In science, there are numerous occasions when your strengths and instincts will be tested. Hard-line questions and critiques by your graduate committee, advisor, conference audience, and lab mates, and you’ll essentially be dealing with an onslaught right from the get-go. It can leave you reeling and hurt, as if you were in your own intense sparring session. But the thing I’ve learned about sparring is that even if you’re not perfect, the next time you fight you won’t get hit in the same place again. You learn (even if it has to be the hard way) what parts of your work are the weak points and what you can do to make the weak points stronger. A career in research isn’t about putting up a good fight 100% of the time or only retreating from others: it’s about knowing how to move forward but also to protect yourself and foster your ideas and work at the same time.
Both can be used to let your strengths shine, whatever they might be. One of my favorite things about martial arts is that it’s a sport that can be done by more than one type of person. Regardless of your body type, natural strength/flexibility, height, or weight, you can be good at martial arts and can get your black belt. In my class I’ve met other students who are extremely fast, flexible, strong, or just plain fearless. I’ve seen people who are good at sparring, who excel at forms and technique, or who are just brave enough to try anything crazy-and to me, they are all amazing martial artists.
I also love that in science, despite being thought of as a place where only geniuses and nerds can succeed, you meet so many kinds of people. Some are great writers, others give amazing conference presentations, and others are wonderful group leaders or efficient lab managers. You don’t have to fit a cookie cutter ideal of what a scientist is in order to be a good one. In science as in the martial arts, what’s important is fostering the strengths you have and recognizing what you need to work on and how you can better complement your skillset.
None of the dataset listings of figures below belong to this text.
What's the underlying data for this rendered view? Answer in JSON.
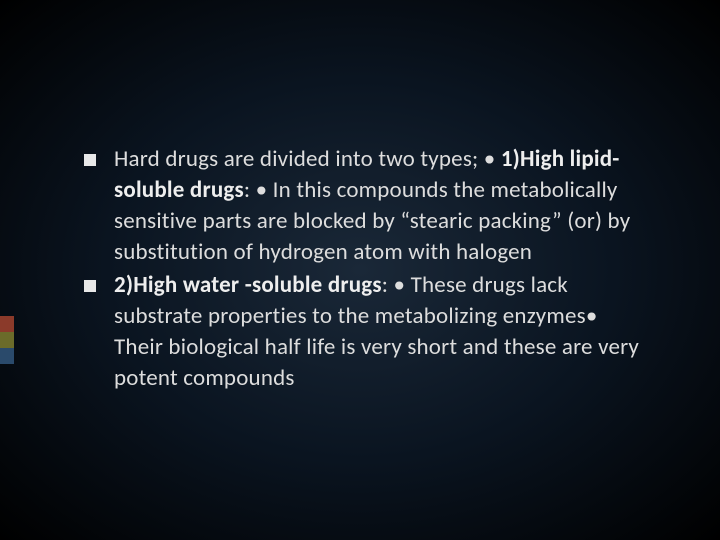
{
  "slide": {
    "background": {
      "gradient_center": "#1a2838",
      "gradient_mid": "#0a1420",
      "gradient_edge": "#000000",
      "type": "radial"
    },
    "accent_colors": [
      "#8b3a2a",
      "#6b6b2a",
      "#2a4a6b"
    ],
    "text_color": "#dddddd",
    "bold_color": "#eeeeee",
    "font_family": "Calibri",
    "font_size_pt": 23,
    "line_height": 1.35,
    "bullets": [
      {
        "pre": "Hard drugs are divided into two types; • ",
        "bold": "1)High lipid-soluble drugs",
        "post": ": • In this compounds the metabolically sensitive parts are blocked by “stearic packing” (or) by substitution of hydrogen atom with halogen"
      },
      {
        "pre": "",
        "bold": "2)High water -soluble drugs",
        "post": ": • These drugs lack substrate properties to the metabolizing enzymes• Their biological half life is very short and these are very potent compounds"
      }
    ]
  }
}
In both martial arts and in research, I somehow ended up becoming something of a jack-of-all-trades. I enjoy all aspects of both martial arts (forms, technique, flexibility, strength, sparring, and ferocity) and science (lab work, data analysis, reading, writing, meetings, and tweeting) without really excelling at one aspect or another. Sometimes I feel like I’m less skilled than others who have a more obvious specialty, whether it’s while sparring with someone who is faster than I am or when asking my lab mates to help me troubleshoot R code. But thanks to my own confidence in both parts of my life, I’ve been able to recognize that that’s just who I am and I value the way I work and live, even on the days when I come home exhausted from an intense work-out or a long day in labs. I’m thankful for the life lessons provided by both of my primary activities, and in the tough times I look ahead to days when my bruises are few and my manuscripts are many!